Look, it’s true there’s some weird shit around. But, let’s face it the Fabricator is a good guy. And the management team, well they organised all the materials to be the same throughout.

The Manbody soundtrack is a composition of skittering trap hip hop, and the visual aesthetic borrows from uber glossy music videos and commercial promotional content. The overall effect is of a reformed reality in which many constituent parts – classical ideas, archaic language, music, animation and filmed footage – are layered and stacked into an awkward but beguiling new shape.

In the Downloads section of this page you can find the interview with curator Paul Luckraft that accompanied the exhibition, plus the full script for The Manbody film. And scroll down to the Gallery for further images of Dodd’s work.

Dodd’s work can also be seen on the Daata website. These newly-commissioned pieces include The Doctor, a six-part meditation on masculine bodily exertion, chemical energy and disorientated calm, and The Race (Sunlit Uplands) described by the artist as ‘a brief meditation on a journey. revolving toward a fictitious, undecipherable future. A disorientated empty void, obscured by damp, turgid flesh and a will to regain control. The uplands are sunny, and we're headed toward them.’

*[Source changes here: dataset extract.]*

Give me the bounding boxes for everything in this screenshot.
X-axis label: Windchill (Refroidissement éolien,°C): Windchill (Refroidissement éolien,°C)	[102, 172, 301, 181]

Elliot Dodd b. 1978, Jersey, Channel Islands.
Lives and works in London. Dodd holds a postgraduate diploma from the Royal Academy Schools, London, and a BA in Fine Art from the Slade School of Fine Art, London. Solo exhibitions include those at MadeIn Gallery, Shanghai (2018). Group exhibitions and screenings include those at Rhode Island College, Providence, Rhode Island (2019); Chalton Gallery, London (2019); Times Square (with Daata Editions), New York (2019); Guangzhou Airport Biennale, Guangzhou (2019); Liste Art Fair, Basel (2018); 650mAh, Hove (2018); Supernova Digital Film Festival, Denver (2018); Tanya Leighton Gallery, Berlin (2017); Royal Academy of Arts, London (2017); Rockelmann &, Berlin (2017); Sunday Art Fair, London (2016) and IMT Gallery, London (2016).